Stock indexes are something most of us have heard of, but we don't really know much about them. This article will explain what stock indexes are and how they work.
What is an index of stocks?
A stock index is just the average price of a large group of stocks, such as all the stocks on a certain stock exchange or all the stocks in a certain investing sector. Indexes are made up of stocks that have something in common, like being on the same exchange, coming from the same industry, or being the same size or located in the same place. Stock indexes show us how the economy is doing in a certain industry or exchange as a whole.

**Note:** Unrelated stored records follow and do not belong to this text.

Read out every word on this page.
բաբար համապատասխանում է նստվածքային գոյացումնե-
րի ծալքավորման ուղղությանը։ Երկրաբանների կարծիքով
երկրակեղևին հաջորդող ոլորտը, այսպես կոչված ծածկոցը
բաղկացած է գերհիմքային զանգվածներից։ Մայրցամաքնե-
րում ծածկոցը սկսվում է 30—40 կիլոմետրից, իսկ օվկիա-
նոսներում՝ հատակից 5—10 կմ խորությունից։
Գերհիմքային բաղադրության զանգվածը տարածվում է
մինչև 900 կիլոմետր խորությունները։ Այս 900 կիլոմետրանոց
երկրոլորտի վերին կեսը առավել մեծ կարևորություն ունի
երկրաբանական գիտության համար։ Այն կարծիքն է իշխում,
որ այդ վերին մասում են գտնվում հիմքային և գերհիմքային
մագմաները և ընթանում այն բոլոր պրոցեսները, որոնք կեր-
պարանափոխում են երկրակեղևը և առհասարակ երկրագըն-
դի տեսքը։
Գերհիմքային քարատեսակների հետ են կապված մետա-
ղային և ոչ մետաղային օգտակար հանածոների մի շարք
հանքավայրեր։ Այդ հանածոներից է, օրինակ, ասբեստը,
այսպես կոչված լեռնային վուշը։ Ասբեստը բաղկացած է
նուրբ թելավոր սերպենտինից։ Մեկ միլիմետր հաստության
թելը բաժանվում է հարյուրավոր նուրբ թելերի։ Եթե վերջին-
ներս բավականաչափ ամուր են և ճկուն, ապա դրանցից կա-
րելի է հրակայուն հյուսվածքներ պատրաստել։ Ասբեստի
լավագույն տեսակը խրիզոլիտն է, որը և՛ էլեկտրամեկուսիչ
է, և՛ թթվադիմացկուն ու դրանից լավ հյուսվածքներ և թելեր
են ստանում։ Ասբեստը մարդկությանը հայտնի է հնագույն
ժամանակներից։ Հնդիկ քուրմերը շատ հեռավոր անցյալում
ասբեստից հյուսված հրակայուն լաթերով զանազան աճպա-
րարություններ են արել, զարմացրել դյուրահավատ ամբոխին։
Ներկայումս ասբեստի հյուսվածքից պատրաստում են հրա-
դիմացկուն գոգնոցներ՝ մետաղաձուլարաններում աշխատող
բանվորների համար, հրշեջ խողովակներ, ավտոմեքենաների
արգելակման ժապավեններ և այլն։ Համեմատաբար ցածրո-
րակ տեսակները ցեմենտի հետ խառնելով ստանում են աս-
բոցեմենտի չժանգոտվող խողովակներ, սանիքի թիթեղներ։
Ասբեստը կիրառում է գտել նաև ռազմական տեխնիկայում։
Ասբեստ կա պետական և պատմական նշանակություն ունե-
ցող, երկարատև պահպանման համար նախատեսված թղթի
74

There are many stock indexes. In the US, the Dow Jones Industrial Average, the New York Stock Exchange Composite Index, and the Standard & Poor 500 Composite Stock Price Index are the most well-known.
What's the deal?
There are different ways to figure out what an index is. A "price weighted index" is an index that is based only on the prices of stocks. This type of index doesn't take into account how important each stock is or how big the company is.
On the other hand, a "market value weighted" index takes into account how big each company is. So, when a small company changes its prices, it has less of an effect than when a large company does.
The "market share weighted" index is another kind of index. This kind of index is based on the number of shares instead of the total value of those shares.
Index As a Way to Invest
Indexes also serve a very important purpose in that they can be used as investment tools on their own. Mutual funds that are based on an index have the same holdings as the index they are based on. So, if index A goes up by 1%, the Index A Mutual Fund also goes up by 1%. This has the huge benefit of being much cheaper. Plus, studies have shown that these index funds do better than managed funds most of the time.
The Big Ranks
The Dow Jones Industrial Average is one of the most well-known indexes in the world. It is a "price-weighted average" index made up of 30 of the most important companies in the United States. Some people don't think that 30 companies are enough to make an accurate assessment of such an important measurement, but it is reported every day all over the world.
The Standard & Poor 500 Index is made up of 500 US companies that were carefully chosen to show how the economy is doing as a whole.
Outside of the United States, the FTSE 100 Index, which is made up of 100 of the largest companies on the London Stock Exchange, is the most important index. It is one of Europe's most important indexes. The CAC 40 in France and the Nikkei 225 in Japan are also very important.